Violinist Isabelle Faust (interviewed on BA podcast #51) has a long-standing creative relationship with pianist Alexander Melnikov. The two have a deep shared catalog of recordings and performances, and they’re joined on this six-CD box by cellist Jean-Guihen Queyras to perform complete sets of Ludwig van Beethoven‘s duos for violin and piano and duos for cello and piano, and two of his trio pieces.

None of the recordings are new. The violin/piano pieces were recorded in June, July and September 2008; the trio pieces in September 2011; and the cello/piano pieces in October and December 2013. But gathering them in one place like this allows the listener to roll around in it all like a dog in a pile of leaves.

The set opens with the trios — No. 6 in E flat major, written in 1808, and No. 7 in B flat major, from 1811. According to the liner notes, earlier piano trios were basically piano pieces with the violin and cello adding frills and atmosphere around the edges. Haydn and Mozart gave the stringed instruments increased freedom, and Beethoven continued down that path. On the first piece here, each player has a vitally important role to play, though they are frequently essaying the same melody or harmonizing closely with one another or engaging in an almost jazz-like call-and-response. The music moves through slow, swaying passages and uptempo, almost dance sections, but the high point, energy-wise, is the finale, which is practically manic and includes solo passages for each instrument, again giving the music an almost jazz-like feel. All three performers are almost breathless in their intensity, sprinting through the music and tossing the ball from one set of hands to another with precision and verve.

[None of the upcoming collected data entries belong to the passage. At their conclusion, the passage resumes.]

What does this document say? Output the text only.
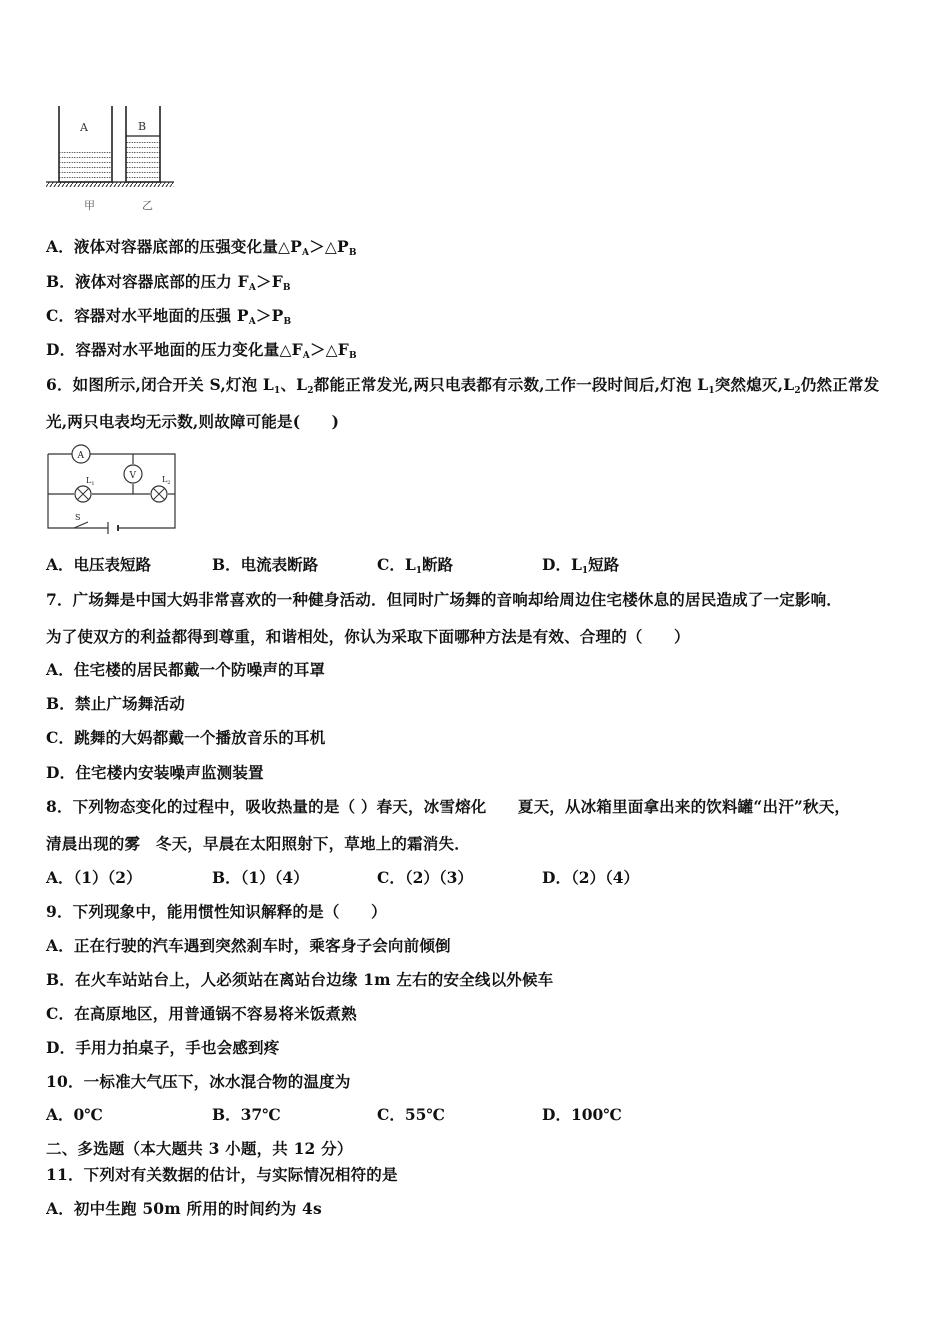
A	B
甲	乙
A．液体对容器底部的压强变化量$\triangle P_A>\triangle P_B$
B．液体对容器底部的压力 $F_A>F_B$
C．容器对水平地面的压强 $P_A>P_B$
D．容器对水平地面的压力变化量$\triangle F_A>\triangle F_B$
6．如图所示,闭合开关 S,灯泡 $L_1$、$L_2$都能正常发光,两只电表都有示数,工作一段时间后,灯泡 $L_1$突然熄灭$,L_2$仍然正常发
光,两只电表均无示数,则故障可能是(　　)
A
V
$L_1$	$L_2$
S
A．电压表短路	B．电流表断路	C．$L_1$断路	D．$L_1$短路
7．广场舞是中国大妈非常喜欢的一种健身活动．但同时广场舞的音响却给周边住宅楼休息的居民造成了一定影响．
为了使双方的利益都得到尊重，和谐相处，你认为采取下面哪种方法是有效、合理的（　　）
A．住宅楼的居民都戴一个防噪声的耳罩
B．禁止广场舞活动
C．跳舞的大妈都戴一个播放音乐的耳机
D．住宅楼内安装噪声监测装置
8．下列物态变化的过程中，吸收热量的是（ ）春天，冰雪熔化　　夏天，从冰箱里面拿出来的饮料罐“出汗”秋天，
清晨出现的雾　冬天，早晨在太阳照射下，草地上的霜消失．
A．（1）（2）	B．（1）（4）	C．（2）（3）	D．（2）（4）
9．下列现象中，能用惯性知识解释的是（　　）
A．正在行驶的汽车遇到突然刹车时，乘客身子会向前倾倒
B．在火车站站台上，人必须站在离站台边缘 1m 左右的安全线以外候车
C．在高原地区，用普通锅不容易将米饭煮熟
D．手用力拍桌子，手也会感到疼
10．一标准大气压下，冰水混合物的温度为
A．0℃	B．37℃	C．55℃	D．100℃
二、多选题（本大题共 3 小题，共 12 分）
11．下列对有关数据的估计，与实际情况相符的是
A．初中生跑 50m 所用的时间约为 4s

The second and third discs contain the most recent recordings, the 2013 cello/piano duos. Most of these are two-movement sonatas, though sonatas 3 and 5 have three movements each. Three stand-alone pieces are also included — two sets of variations on themes from Mozart’s Die Zauberflöte, and one set from Handel’s Judas Maccabeus. These pieces can be almost suspenseful at times, with excited piano passages shadowed by almost Carpathian cello melodies, and long pauses between, particularly in sonata no. 2. But when Melnikov gets going, his energy is boundless, and Queyras matches him, seeming to leap through the air in florid arcs; the cello’s typical heaviness is all but absent here.

The 10 pieces for violin and piano contained on the final three discs are even more exuberant. The sonata no. 2 in A major practically gallops along, Melnikov’s piano creating suspense worthy of a silent movie soundtrack as Faust’s violin sings. Sonata no. 7 combines short phrases that dart like fish with thunderous low-end outbursts, creating convulsive effects nearly worthy of Cecil Taylor or Matthew Shipp. Faust, meanwhile, soars blithely above Melnikov, a bird on the wing.

This is some of the best-known music in the classical canon. Still, whether you’ve heard it before or not, the impact of these immaculately recorded performances is almost physical. This set is glorious.